Ted beamed and opened his mouth as if to say something, but Mabel spoke sooner. “He’ll do no such thing,” she snapped. “If I find out he’s had anything to do with supplying so much as the confetti, I’m calling the wedding off.”
“All right,” Frank said. “If you feel that strongly about it—”
“I do. But I suppose if Evelyn wants to help with the wedding then—”
“Great!” My mother clapped her hands together. “I’m going to start right away. While the weather’s still bad, we can work on the dresses. Jesse,” she said, swinging around to look at me, the coat rippling around her. “You can help me get my sewing machine out and we can measure you up for that bridesmaid’s dress.”
“I’m not going to be a bridesmaid,” I said. “You can’t make me.” I felt close to tears. I held them back, but they were hot and stinging behind my eyes. My throat felt dry and my chest constricted. I had a vision of myself ripping that poofy pink dress into shreds.
“Yes, I can. And I will,” she said, waving a furry arm in my direction. “You’ll do as you’re told. And you’ll like it.”
“Oh, come on, lovey,” Frank said. “Don’t be silly. Can’t you do this one thing for your auntie Mabel and uncle Frank?”
“You’re not my bloody uncle. And I’m not going to be in your stupid bloody wedding.”
“Oh, Jesse,” Mabel said, looking hurt. “I know you’re not keen on dressing up as a bridesmaid, love, but there’s no need to—”
As Mabel spoke, my mother stalked across the room. When she reached me, she pushed her face into mine so that only a couple of inches separated us. “If you weren’t so big,” she said, flooding my senses with her hot, slightly sour breath, “I’d put you across my knee and give you a damn good hiding. As it is, I’ve a good mind to get your father to tan your backside. Instead, I’m going to let you apologize to Frank and Mabel.”

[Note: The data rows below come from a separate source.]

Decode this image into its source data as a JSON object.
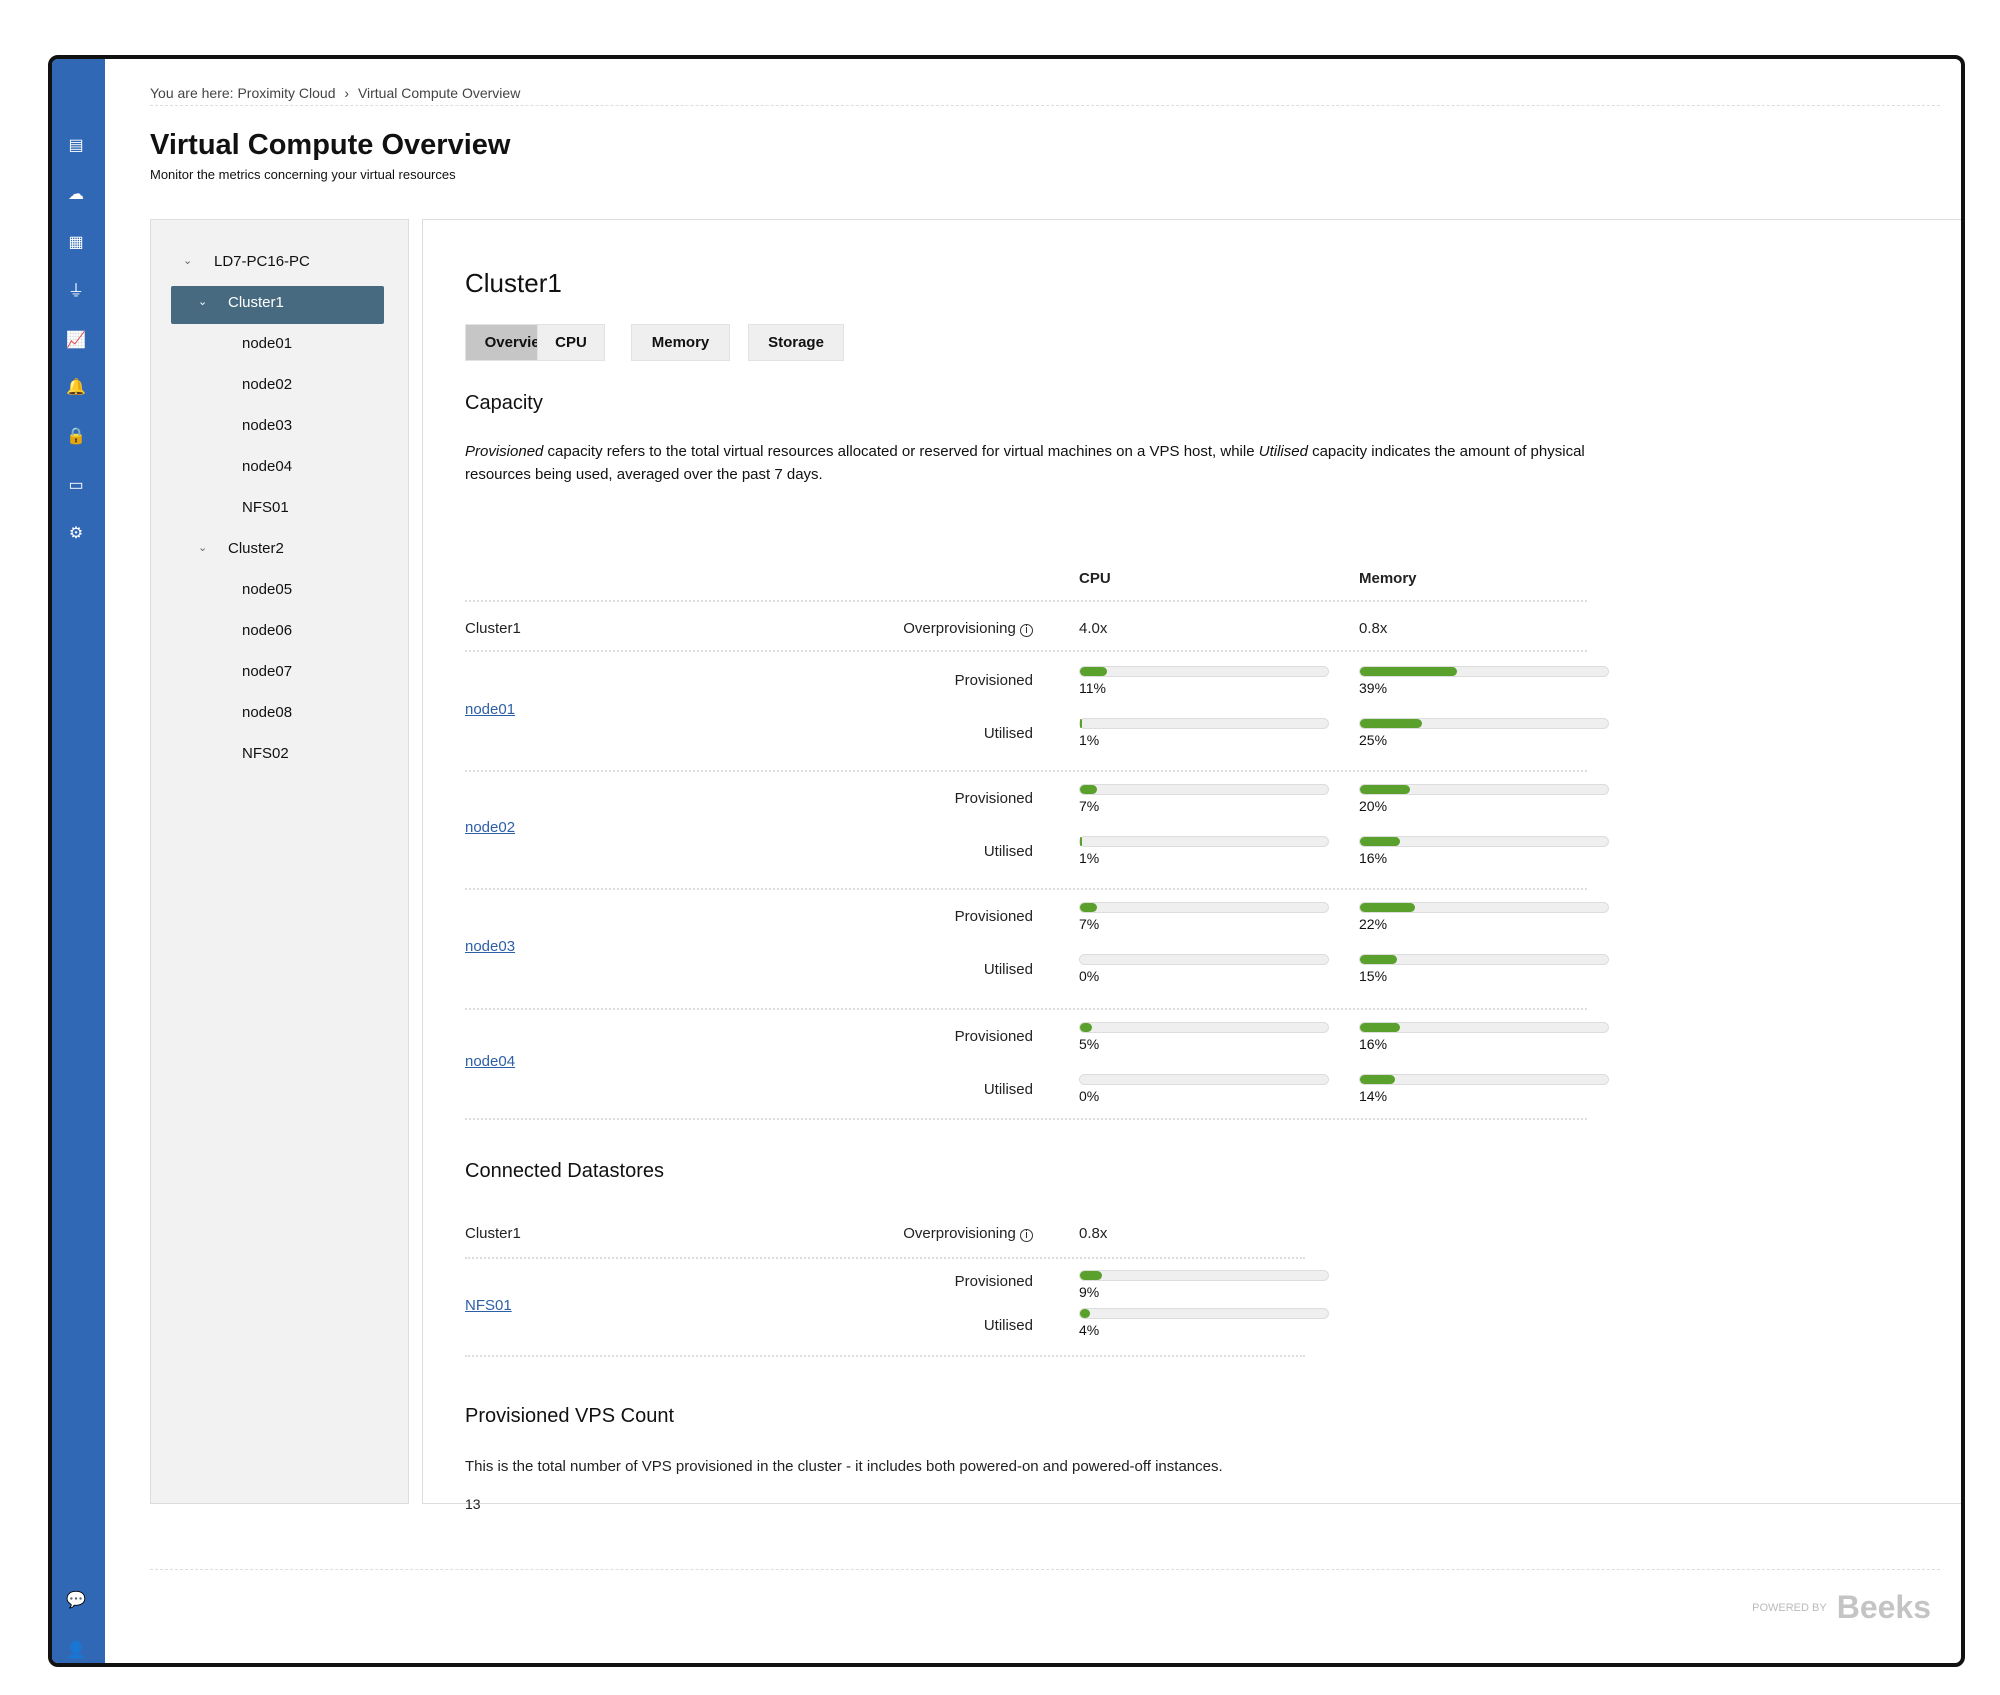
{
  "breadcrumb": {
    "prefix": "You are here:",
    "items": [
      "Proximity Cloud",
      "Virtual Compute Overview"
    ],
    "sep": "›"
  },
  "page": {
    "title": "Virtual Compute Overview",
    "subtitle": "Monitor the metrics concerning your virtual resources"
  },
  "sidebar": {
    "icons": [
      "document-icon",
      "cloud-icon",
      "server-icon",
      "plug-icon",
      "chart-icon",
      "bell-icon",
      "lock-icon",
      "calendar-icon",
      "gear-icon"
    ],
    "bottom_icons": [
      "chat-icon",
      "user-icon"
    ]
  },
  "tree": {
    "root": "LD7-PC16-PC",
    "clusters": [
      {
        "label": "Cluster1",
        "selected": true,
        "children": [
          "node01",
          "node02",
          "node03",
          "node04",
          "NFS01"
        ]
      },
      {
        "label": "Cluster2",
        "selected": false,
        "children": [
          "node05",
          "node06",
          "node07",
          "node08",
          "NFS02"
        ]
      }
    ]
  },
  "main": {
    "title": "Cluster1",
    "tabs": [
      "Overview",
      "CPU",
      "Memory",
      "Storage"
    ],
    "active_tab": "Overview",
    "capacity": {
      "heading": "Capacity",
      "para_em1": "Provisioned",
      "para_mid": " capacity refers to the total virtual resources allocated or reserved for virtual machines on a VPS host, while ",
      "para_em2": "Utilised",
      "para_end": " capacity indicates the amount of physical resources being used, averaged over the past 7 days.",
      "col_cpu": "CPU",
      "col_mem": "Memory",
      "cluster": "Cluster1",
      "overprov_label": "Overprovisioning",
      "cpu_overprov": "4.0x",
      "mem_overprov": "0.8x",
      "prov_label": "Provisioned",
      "util_label": "Utilised",
      "nodes": [
        {
          "name": "node01",
          "cpu_prov": 11,
          "cpu_util": 1,
          "mem_prov": 39,
          "mem_util": 25
        },
        {
          "name": "node02",
          "cpu_prov": 7,
          "cpu_util": 1,
          "mem_prov": 20,
          "mem_util": 16
        },
        {
          "name": "node03",
          "cpu_prov": 7,
          "cpu_util": 0,
          "mem_prov": 22,
          "mem_util": 15
        },
        {
          "name": "node04",
          "cpu_prov": 5,
          "cpu_util": 0,
          "mem_prov": 16,
          "mem_util": 14
        }
      ]
    },
    "datastores": {
      "heading": "Connected Datastores",
      "cluster": "Cluster1",
      "overprov_label": "Overprovisioning",
      "overprov": "0.8x",
      "name": "NFS01",
      "prov_label": "Provisioned",
      "util_label": "Utilised",
      "prov": 9,
      "util": 4
    },
    "vps": {
      "heading": "Provisioned VPS Count",
      "desc": "This is the total number of VPS provisioned in the cluster - it includes both powered-on and powered-off instances.",
      "count": "13"
    }
  },
  "footer": {
    "powered_by": "POWERED BY",
    "brand": "Beeks"
  },
  "colors": {
    "sidebar": "#3068b5",
    "selected": "#476a80",
    "bar_fill": "#5aa02c",
    "link": "#2d5fa6"
  }
}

I moved my eyes from my mother’s icy glare and swept the room to see all those other adults looking at me: Ted, a cigarette dangling from his mouth as he shifted uncomfortably from foot to foot; my father, his lips pressed together so that his mouth was nothing more than a colorless line above his dimpled chin; Auntie Mabel, her head tilted sideways, her forehead rippled with confusion; and Frank, an angled smile stretching across his satisfied mouth. They were nothing more than a solid wall of incomprehension. None of them knew me. None of them even cared to know.
“I hate you all,” I said, taking them all in with a sweeping look before I turned to storm out of the room.